En 40 ans passés sur toutes les mers du globe, le capitaine Arne Rinnan n'a encore jamais connu pareille mésaventure. Parti de Fremantle, sur la côte occidentale de l'Australie, il navigue depuis plusieurs jours sur l'océan Indien, en direction de Singapour, lorsqu'il reçoit un appel radio urgent. Le service australien de recherche et de sauvetage lui demande de porter secours à un bateau de pêche en détresse situé sur sa route, à l'intérieur des eaux indonésiennes, avec quelque 80 personnes à bord. Des vies à sauver? Le vieux loup de mer déroute aussitôt son cargo, le MSTampa, un porte-containers de 49 000 tonnes battant pavillon norvégien.

Arne Rinnan a un premier choc en parvenant lundi en fin d'après-midi sur les lieux du drame. Le bâtiment sur lequel il a fondu, le KMPalapa 1, affiche effectivement de sévères dommages, à la poupe comme dans sa superstructure, qui menacent de le couler rapidement. Mais ses passagers – des émigrés clandestins moyen-orientaux amenés là par des passeurs pour quelques milliers de dollars – s'avèrent beaucoup plus nombreux qu'annoncé: entassés dans les cales et sur le pont, ils sont 438 hommes, femmes et enfants, des Afghans surtout, mais aussi des Pakistanais, des Sri-Lankais et quelques Indonésiens.

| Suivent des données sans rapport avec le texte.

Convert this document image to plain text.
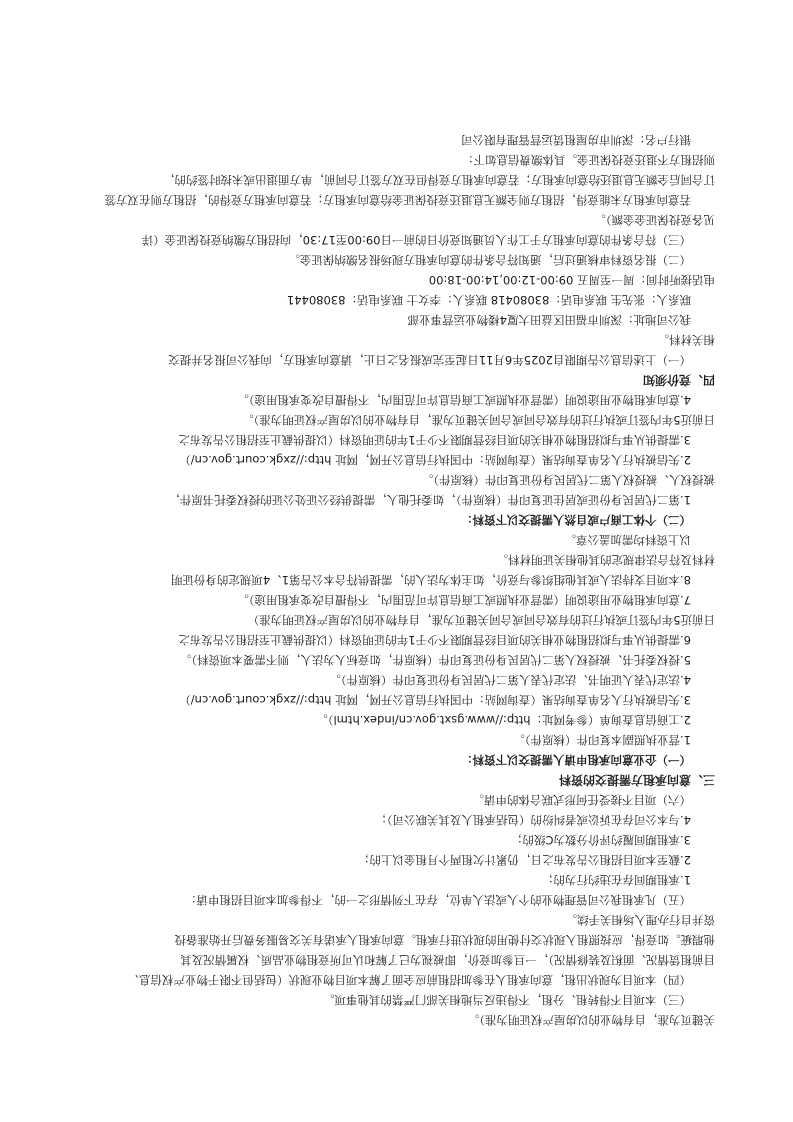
关键页为准，自有物业的以房屋产权证明为准）。
（三）本项目不得转租、分租，不得违反当地相关部门严禁的其他事项。
（四）本项目为现状出租，意向承租人在参加招租前应全面了解本项目物业现状（包括但不限于物业产权信息、
目前租赁情况、面积及装修情况），一旦参加竞价，即被视为已了解和认可所竞租物业品质、权属情况及其
他瑕疵。如竞得，应按照租入现状交付使用的现状进行承租。意向承租人承诺有关交易服务费后开始准备投
资并自行办理入场相关手续。
（五）凡承租我公司管理物业的个人或法人单位，存在下列情形之一的，不得参加本项目招租申请：
1.承租期间存在违约行为的；
2.截至本项目招租公告发布之日，仍累计欠租两个月租金以上的；
3.承租期间履约评价分数为C级的；
4.与本公司存在诉讼或者纠纷的（包括承租人及其关联公司）；
（六）项目不接受任何形式联合体的申请。
三、意向承租方需提交的资料
（一）企业意向承租申请人需提交以下资料：
1.营业执照副本复印件（核原件）。
2.工商信息查询单（参考网址：http://www.gsxt.gov.cn/index.html）。
3.失信被执行人名单查询结果（查询网站：中国执行信息公开网，网址 http://zxgk.court.gov.cn/）
4.法定代表人证明书、法定代表人第二代居民身份证复印件（核原件）。
5.授权委托书、被授权人第二代居民身份证复印件（核原件，如竞标人为法人，则不需要本项资料）。
6.需提供从事与拟招租物业相关的项目经营期限不少于1年的证明资料（以提供截止至招租公告发布之
日前近5年内签订或执行过的有效合同或合同关键页为准，自有物业的以房屋产权证明为准）
7.意向承租物业用途说明（需营业执照或工商信息许可范围内，不得擅自改变承租用途）。
8.本项目支持法人或其他组织参与竞价，如主体为法人的，需提供符合本公告第1、4项规定的身份证明
材料及符合法律规定的其他相关证明材料。
以上资料均需加盖公章。
（二）个体工商户或自然人需提交以下资料：
1.第二代居民身份证或居住证复印件（核原件），如委托他人，需提供经公证处公证的授权委托书原件，
被授权人、被授权人第二代居民身份证复印件（核原件）。
2.失信被执行人名单查询结果（查询网站：中国执行信息公开网，网址 http://zxgk.court.gov.cn/）
3.需提供从事与拟招租物业相关的项目经营期限不少于1年的证明资料（以提供截止至招租公告发布之
日前近5年内签订或执行过的有效合同或合同关键页为准，自有物业的以房屋产权证明为准）。
4.意向承租物业用途说明（需营业执照或工商信息许可范围内，不得擅自改变承租用途）。
四、竞价须知
（一）上述信息公告期限自2025年6月11日起至完成报名之日止，请意向承租方，向我公司报名并提交
相关材料。
我公司地址：深圳市福田区益田大厦4楼物业运营事业部
联系人：张先生 联系电话：83080418 联系人：李女士 联系电话：83080441
电话接听时间：周一至周五 09:00-12:00,14:00-18:00
（二）报名资料审核通过后，通知符合条件的意向承租方现场报名缴纳保证金。
（三）符合条件的意向承租方于工作人员通知竞价日的前一日09:00至17:30，向招租方缴纳竞投保证金（详
见各竞投保证金金额）。
若意向承租方未能竞得，招租方则全额无息退还竞投保证金给意向承租方；若意向承租方竞得的，招租方则在双方签
订合同后全额无息退还给意向承租方；若意向承租方竞得但在双方签订合同前，单方面退出或未按时签约的，
则招租方不退还竞投保证金。具体缴费信息如下：
银行户名：深圳市房屋租赁运营管理有限公司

Le capitaine domine sa surprise. L'important est de porter secours à ces malheureux, comme le prévoit d'ailleurs, dans ce genre de circonstances, le droit maritime. Il sera toujours temps, pense-t-il, de les conduire ensuite dans quelque port d'Indonésie. Mais les émigrés ne l'entendent pas de cette oreille. A peine montés à bord, cinq d'entre eux gagnent le pont supérieur et exigent d'être conduits sur l'île Christmas, un minuscule territoire australien situé 140 kilomètres plus au sud, afin de rejoindre leur pays de destination. A défaut, menacent-ils, ils regagneront leur bateau en train de couler ou se jetteront à la mer.

Les réfugiés sont très excités. Ils répètent qu'ils ont tout laissé derrière eux et qu'ils n'ont désormais plus rien à perdre. Arne Rinnan et son équipage de 27 hommes, craignant alors que la situation leur échappe totalement, décident de faire route vers l'île Christmas pour y débarquer leurs passagers décidément encombrants. Las! Leur changement de cap aussitôt détecté, les autorités de Canberra les préviennent qu'il n'est pas question pour elles d'accueillir ces émigrés, le plus important contingent de «boat people» à tenter de gagner depuis des années le territoire australien.

Le geste est sans précédent. L'Australie a jusqu'à présent accueilli de plus ou moins bonne grâce les centaines de clandestins qui, après avoir traversé la passoire indonésienne, débarquent chaque mois sur ses positions les plus avancées en direction de l'Asie, le récif d'Ashmore, au large de Timor, et surtout l'île Christmas, au sud de Java. Ainsi, 359 personnes sont encore arrivées il y a quelques jours sur ce minuscule morceau de terre, portant à 851 le nombre d'immigrants qui s'y sont présentés depuis le début du mois. Récemment, Canberra a même décidé d'augmenter sensiblement sa capacité d'hébergement des demandeurs d'asile en ouvrant trois nouveaux centres à Darwin (nord), Singleton (sud-est) et El Alamein (sud). Dans l'affaire du MSTampa, cependant, le premier ministre John Howard a souhaité envoyer, comme il dit, un «signal fort» aux trafiquants d'«êtres humains». «L'opération de sauvetage s'est déroulée dans les eaux indonésiennes, martèle-t-il, c'est à Djakarta de s'en occuper.»

Mais le Département indonésien des affaires étrangères ne veut pas en entendre parler. L'un de ses porte-parole a expliqué que si les autorités australiennes refusaient l'entrée d'immigrants pour le motif qu'ils n'ont pas de documents en règle, il ne voyait pas pourquoi son pays, lui, l'autoriserait. Alors? «A moins qu'un pays tiers n'offre son hospitalité, assure le quotidien de Melbourne The Age, les réfugiés vont rester sous la responsabilité du MSTampa et, par extension, de la Norvège.» Oslo a immédiatement protesté.

En attendant d'être fixé, Arne Rinnan s'est converti en hôtelier. Il a ouvert cinq de ses containers pour loger les clandestins et puise dans ses réserves pour nourrir de pain, de soupe et d'œufs durs ces 438 bouches supplémentaires. Mardi matin (heure australienne), son bateau attendait, immobile dans les eaux internationales, à quelque 20 kilomètres de l'île Christmas. «Je ne sais vraiment pas que faire pour le moment», confiait-il à qui voulait l'entendre. Quelle idée de voler au secours de naufragés!